To help manage their more complex and demanding marketing processes, marketers in many leading companies are turning to software technology, commonly referred to as Marketing Operations Management (MOM).
They are using it to get greater control and improve the efficiency of marketing operations. Indeed, they realize that a nimbler and more integrated and flexible marketing function can give them a source of competitive advantage.
As a primer for those unaware of how MOM technology can help, here are 10 frequently asked questions and answers:1
1. What is MOM?
MOM refers to any technology that improves the coordination of an organization's marketing activities and resources to increase speed, reduce errors and decrease costs. Generally, it involves software to automate the processes of marketing operations.

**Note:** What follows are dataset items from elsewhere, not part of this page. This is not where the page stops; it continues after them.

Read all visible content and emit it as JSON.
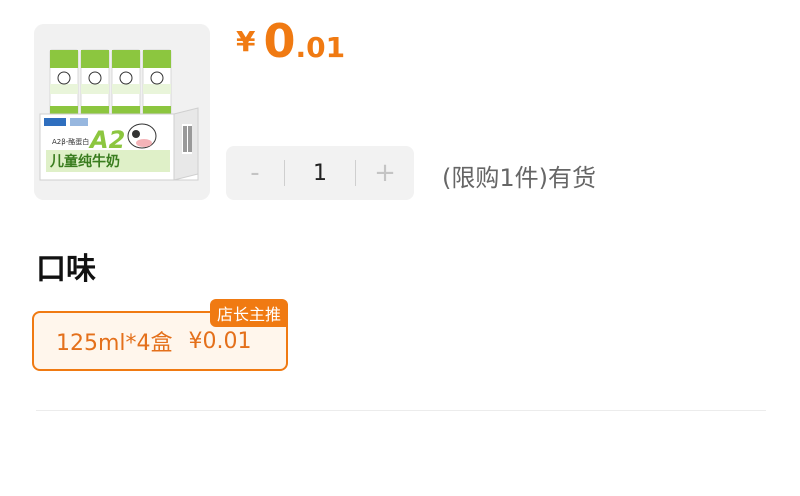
{
  "product": {
    "image_icon": "milk-carton-pack-image",
    "package_brand": "A2",
    "package_subtitle": "A2β-酪蛋白",
    "package_name": "儿童纯牛奶",
    "carton_label": "A2β-酪蛋白",
    "carton_name": "儿童纯牛奶"
  },
  "price": {
    "currency": "¥",
    "integer": "0",
    "decimal": ".01"
  },
  "quantity": {
    "minus_label": "-",
    "value": "1",
    "plus_label": "+"
  },
  "stock_text": "(限购1件)有货",
  "flavor_section": {
    "title": "口味",
    "options": [
      {
        "label": "125ml*4盒",
        "price": "¥0.01",
        "badge": "店长主推",
        "selected": true
      }
    ]
  },
  "colors": {
    "accent": "#f07a12",
    "accent_bg": "#fff6ec",
    "carton_green": "#8cc63f",
    "box_blue": "#2f6fbf"
  }
}
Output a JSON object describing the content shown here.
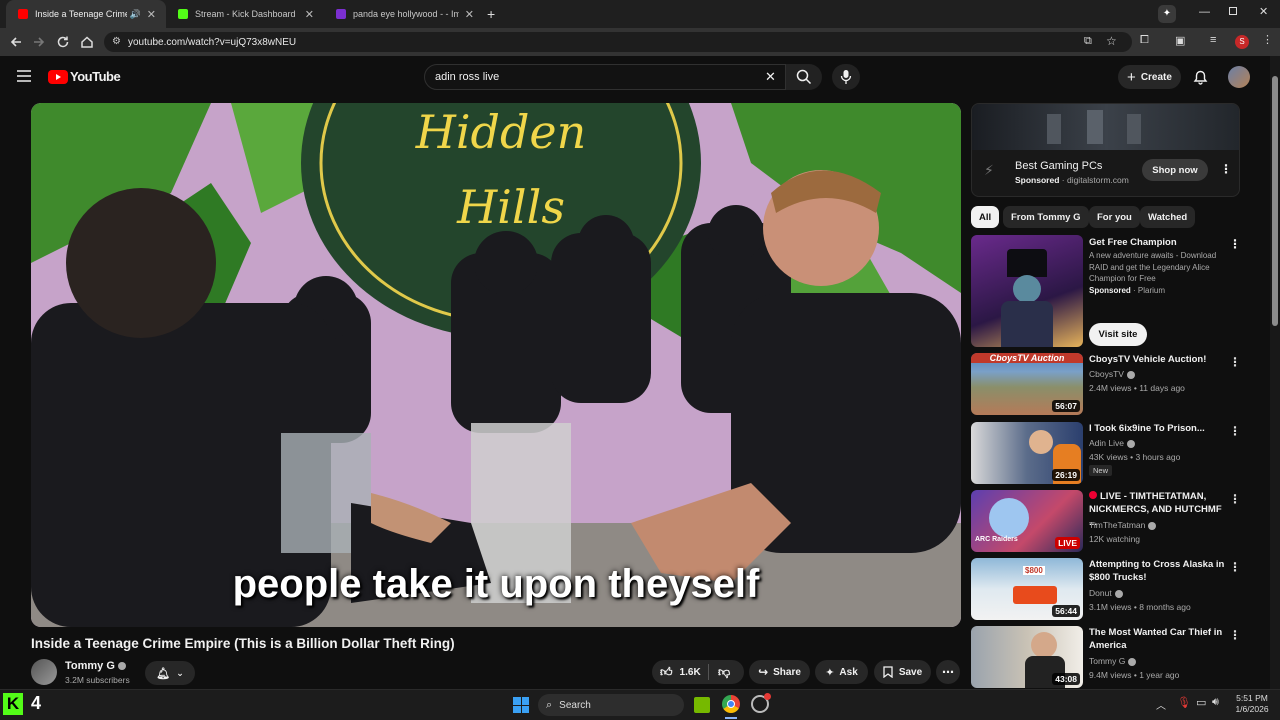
{
  "browser": {
    "tabs": [
      {
        "title": "Inside a Teenage Crime Em",
        "active": true
      },
      {
        "title": "Stream - Kick Dashboard",
        "active": false
      },
      {
        "title": "panda eye hollywood - - Image",
        "active": false
      }
    ],
    "url": "youtube.com/watch?v=ujQ73x8wNEU",
    "profile_initial": "S"
  },
  "youtube": {
    "logo_text": "YouTube",
    "search_value": "adin ross live",
    "create_label": "Create"
  },
  "video": {
    "caption": "people take it upon theyself",
    "sign_text_top": "Hidden",
    "sign_text_bottom": "Hills",
    "title": "Inside a Teenage Crime Empire (This is a Billion Dollar Theft Ring)",
    "channel": "Tommy G",
    "subscribers": "3.2M subscribers",
    "likes": "1.6K",
    "share_label": "Share",
    "ask_label": "Ask",
    "save_label": "Save"
  },
  "ad": {
    "title": "Best Gaming PCs",
    "sponsored": "Sponsored",
    "domain": "digitalstorm.com",
    "cta": "Shop now"
  },
  "chips": [
    "All",
    "From Tommy G",
    "For you",
    "Watched"
  ],
  "promo": {
    "title": "Get Free Champion",
    "desc": "A new adventure awaits - Download RAID and get the Legendary Alice Champion for Free",
    "sponsored": "Sponsored",
    "advertiser": "Plarium",
    "cta": "Visit site"
  },
  "recommendations": [
    {
      "title": "CboysTV Vehicle Auction!",
      "channel": "CboysTV",
      "meta": "2.4M views • 11 days ago",
      "duration": "56:07",
      "thumb_text": "CboysTV Auction"
    },
    {
      "title": "I Took 6ix9ine To Prison...",
      "channel": "Adin Live",
      "meta": "43K views • 3 hours ago",
      "duration": "26:19",
      "badge": "New"
    },
    {
      "title": "LIVE - TIMTHETATMAN, NICKMERCS, AND HUTCHMF ...",
      "channel": "TimTheTatman",
      "meta": "12K watching",
      "duration": "LIVE",
      "thumb_text": "ARC Raiders"
    },
    {
      "title": "Attempting to Cross Alaska in $800 Trucks!",
      "channel": "Donut",
      "meta": "3.1M views • 8 months ago",
      "duration": "56:44",
      "thumb_text": "$800"
    },
    {
      "title": "The Most Wanted Car Thief in America",
      "channel": "Tommy G",
      "meta": "9.4M views • 1 year ago",
      "duration": "43:08"
    }
  ],
  "taskbar": {
    "kick_count": "4",
    "search_label": "Search",
    "time": "5:51 PM",
    "date": "1/6/2026"
  }
}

2. How is MOM different from CRM, BAM, MIS, EMM, and the like?
CRM (customer relationship management) is a set of tools widely used to help companies manage dialogue with their customers. CRM (sometimes in conjunction with data warehousing and analytics) helps analyze information about customer buying behavior, guiding future decisions made to serve and keep our most profitable customers. The adoption of CRM is often controlled not by Marketing but by Sales, Operations or IT.

MOM is complementary to these technologies in that it helps with the management of both online and offline initiatives aimed at those customers.
Other acronyms are essentially additional terms for MOM with different emphases, or they're subsets of MOM: BAM/DAM (brand/digital asset management) covers the storage, dissemination and retrieval capabilities for digital assets; MRM (marketing resource management) and MIS (marketing information systems) both cover workflow, project management, budgeting and planning. EMM (enterprise marketing management) focuses on marketing analytics.